December, 2021 - SCMA Rules updated


  • Date: 09/12/2021
December, 2021 - SCMA Rules updated

The Singapore Chamber of Maritime Arbitration (“SCMA”) updated its rules on 1st  December, 2021. The rules will apply to all arbitrations commencing on and after 1st  January, 2022 and can be found here.

Introduction

The SCMA Rules were amended to ensure that they remain relevant, and to make arbitration proceedings “user-friendly, cost-effective, efficient, and as far as possible, fuss-free”.

We highlight a few key changes below.

Streamlining proceedings

  1. Close of proceedings: To provide greater certainty on the length of the arbitral process, unless the parties agree or the tribunal otherwise directs, proceedings shall be deemed to be closed three months from the date of any final written submission or final hearing (Rule 27.1).
     
  2. Tribunal’s power to prevent change of counsel: To prevent an abuse of process by parties changing representatives late in arbitration, the tribunal is empowered to withhold any approval to any party’s change of authorised representative if there is a substantial risk that such change might prejudice the conduct of the proceedings or the enforceability of any award (Rule 4.4).

Cost-effective measures

  1. Two arbitrators may constitute the tribunal: To reflect current shipping arbitration practice, where parties have agreed that three arbitrators are to be appointed but have not agreed to the procedure for their appointment, unless the parties expressly agree otherwise, the two arbitrators once appointed pursuant to Rule 8.4 shall constitute the tribunal for the time being.  The two arbitrators may appoint a third arbitrator before any substantive hearing or without delay if they cannot agree on any matter relating to the arbitration (Rule 8.4(c)). Where a third arbitrator has not been appointed, or if the third arbitrator’s position becomes vacant, the remaining two arbitrators shall have the power to make decisions, orders and awards (Rule 33.2).
     
  2. Oral hearings no longer mandatory: The tribunal has the discretion to decide if a hearing should be held or if the matter is to proceed on documents only. However, a hearing will be held if any party requests one (Rule 25.1).
     
  3. Increased monetary threshold for expedited procedure: The Expedited Procedure, with a threshold dispute value of US$300,000, replaces the Small Claims Procedure in the earlier edition of the rules, which had a threshold value of US$150,000 (Rule 44). This procedure is meant to be a quick and cost-effective method to resolve a dispute using a sole arbitrator with no oral hearing unless the tribunal so requires, and the tribunal shall issue the award within 21 days from the date of receipt of all parties’ case statements where no oral hearing is fixed.

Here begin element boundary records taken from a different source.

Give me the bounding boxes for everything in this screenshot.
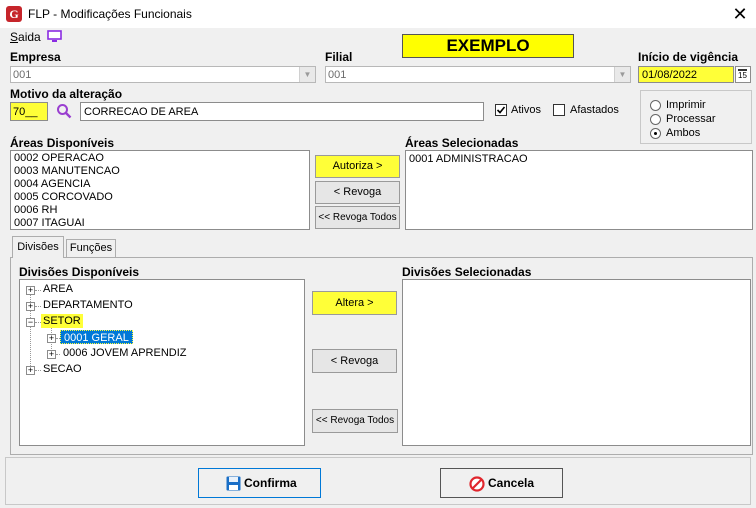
vigencia-value: 01/08/2022	[642, 69, 698, 81]
processar-radio[interactable]	[650, 114, 661, 125]
divisoes-disponiveis-label: Divisões Disponíveis	[19, 265, 140, 279]
motivo-label: Motivo da alteração	[10, 87, 123, 101]
tree-node-secao[interactable]: SECAO	[43, 363, 82, 375]
motivo-description-value: CORRECAO DE AREA	[84, 106, 199, 118]
ambos-label: Ambos	[666, 127, 701, 139]
list-item[interactable]: 0002 OPERACAO	[14, 152, 104, 164]
divisoes-tree[interactable]: + AREA + DEPARTAMENTO − SETOR + 0001 GER…	[19, 279, 305, 446]
list-item[interactable]: 0006 RH	[14, 204, 57, 216]
tree-node-departamento[interactable]: DEPARTAMENTO	[43, 299, 133, 311]
list-item[interactable]: 0004 AGENCIA	[14, 178, 90, 190]
tree-node-area[interactable]: AREA	[43, 283, 73, 295]
empresa-select[interactable]: 001 ▼	[10, 66, 316, 83]
revoga-button[interactable]: < Revoga	[315, 181, 400, 204]
exemplo-banner: EXEMPLO	[402, 34, 574, 58]
empresa-value: 001	[13, 69, 32, 81]
search-icon[interactable]	[56, 103, 72, 119]
ativos-checkbox[interactable]	[495, 104, 507, 116]
expand-icon[interactable]: +	[26, 286, 35, 295]
calendar-button[interactable]: 15	[735, 66, 751, 83]
tree-line	[56, 354, 60, 355]
tree-line	[35, 290, 41, 291]
tab-funcoes[interactable]: Funções	[66, 239, 116, 257]
filial-label: Filial	[325, 50, 353, 64]
tab-divisoes[interactable]: Divisões	[12, 236, 64, 258]
filial-select[interactable]: 001 ▼	[325, 66, 631, 83]
imprimir-label: Imprimir	[666, 99, 706, 111]
vigencia-label: Início de vigência	[638, 50, 739, 64]
chevron-down-icon[interactable]: ▼	[614, 67, 630, 82]
checkmark-icon	[496, 106, 506, 114]
close-button[interactable]: ✕	[726, 2, 754, 26]
afastados-label: Afastados	[570, 104, 619, 116]
list-item[interactable]: 0005 CORCOVADO	[14, 191, 113, 203]
expand-icon[interactable]: +	[47, 350, 56, 359]
tree-node-jovem-aprendiz[interactable]: 0006 JOVEM APRENDIZ	[63, 347, 187, 359]
ativos-label: Ativos	[511, 104, 541, 116]
menu-saida[interactable]: Saida	[10, 30, 41, 44]
ambos-radio[interactable]	[650, 128, 661, 139]
confirma-button[interactable]: Confirma	[198, 468, 321, 498]
calendar-icon: 15	[738, 69, 747, 80]
menu-saida-accel: S	[10, 30, 19, 44]
afastados-checkbox[interactable]	[553, 104, 565, 116]
expand-icon[interactable]: +	[26, 302, 35, 311]
revoga-todos-divisao-button[interactable]: << Revoga Todos	[312, 409, 398, 433]
imprimir-radio[interactable]	[650, 100, 661, 111]
divisoes-selecionadas-list[interactable]	[402, 279, 751, 446]
list-item[interactable]: 0001 ADMINISTRACAO	[409, 153, 528, 165]
tree-line	[35, 306, 41, 307]
list-item[interactable]: 0003 MANUTENCAO	[14, 165, 120, 177]
motivo-code-input[interactable]: 70__	[10, 102, 48, 121]
save-icon	[226, 476, 241, 491]
action-radio-group: Imprimir Processar Ambos	[640, 90, 752, 144]
autoriza-button[interactable]: Autoriza >	[315, 155, 400, 178]
list-item[interactable]: 0007 ITAGUAI	[14, 217, 85, 229]
tree-node-geral[interactable]: 0001 GERAL	[60, 330, 133, 344]
chevron-down-icon[interactable]: ▼	[299, 67, 315, 82]
tree-line	[35, 370, 41, 371]
revoga-divisao-button[interactable]: < Revoga	[312, 349, 397, 373]
altera-button[interactable]: Altera >	[312, 291, 397, 315]
areas-disponiveis-list[interactable]: 0002 OPERACAO 0003 MANUTENCAO 0004 AGENC…	[10, 150, 310, 230]
footer-panel	[5, 457, 751, 505]
confirma-label: Confirma	[244, 476, 297, 490]
areas-disponiveis-label: Áreas Disponíveis	[10, 136, 115, 150]
cancel-icon	[469, 476, 485, 492]
monitor-icon[interactable]	[47, 30, 62, 43]
cancela-label: Cancela	[488, 476, 535, 490]
motivo-description-field[interactable]: CORRECAO DE AREA	[80, 102, 484, 121]
app-logo-icon: G	[6, 6, 22, 22]
processar-label: Processar	[666, 113, 716, 125]
expand-icon[interactable]: +	[26, 366, 35, 375]
areas-selecionadas-list[interactable]: 0001 ADMINISTRACAO	[405, 150, 753, 230]
vigencia-date-input[interactable]: 01/08/2022	[638, 66, 734, 83]
filial-value: 001	[328, 69, 347, 81]
collapse-icon[interactable]: −	[26, 318, 35, 327]
revoga-todos-button[interactable]: << Revoga Todos	[315, 206, 400, 229]
title-bar: G FLP - Modificações Funcionais ✕	[0, 0, 756, 28]
areas-selecionadas-label: Áreas Selecionadas	[405, 136, 519, 150]
cancela-button[interactable]: Cancela	[440, 468, 563, 498]
tree-node-setor[interactable]: SETOR	[41, 314, 83, 328]
menu-saida-label: aida	[18, 30, 41, 44]
window-title: FLP - Modificações Funcionais	[28, 7, 192, 21]
empresa-label: Empresa	[10, 50, 61, 64]
divisoes-selecionadas-label: Divisões Selecionadas	[402, 265, 532, 279]
expand-icon[interactable]: +	[47, 334, 56, 343]
motivo-code-value: 70__	[13, 106, 38, 118]
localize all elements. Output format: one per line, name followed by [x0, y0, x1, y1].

Adoption of electronic methods

  1. Service by email: Service of any notice or communication by email to the addressee’s designated electronic mailing address is permitted (Rule 3.1(c)).
     
  2. Virtual hearings and case management meetings: Case management meetings and hearings may be held in person, by telephone, by video-conference, or in any other manner the tribunal deems appropriate (Rules 17.3 and 25.3).
     
  3. Electronic signing of awards: An award may be signed electronically and/or in counterparts (Rule 34.4).

Comments

The updates to the SCMA Rules are welcome as they aim to improve cost efficiency, and to streamline and modernise arbitral proceedings. Parties intending to adopt the SCMA Rules should consider using the model clause to avoid uncertainty as to the applicable law and forum for any dispute.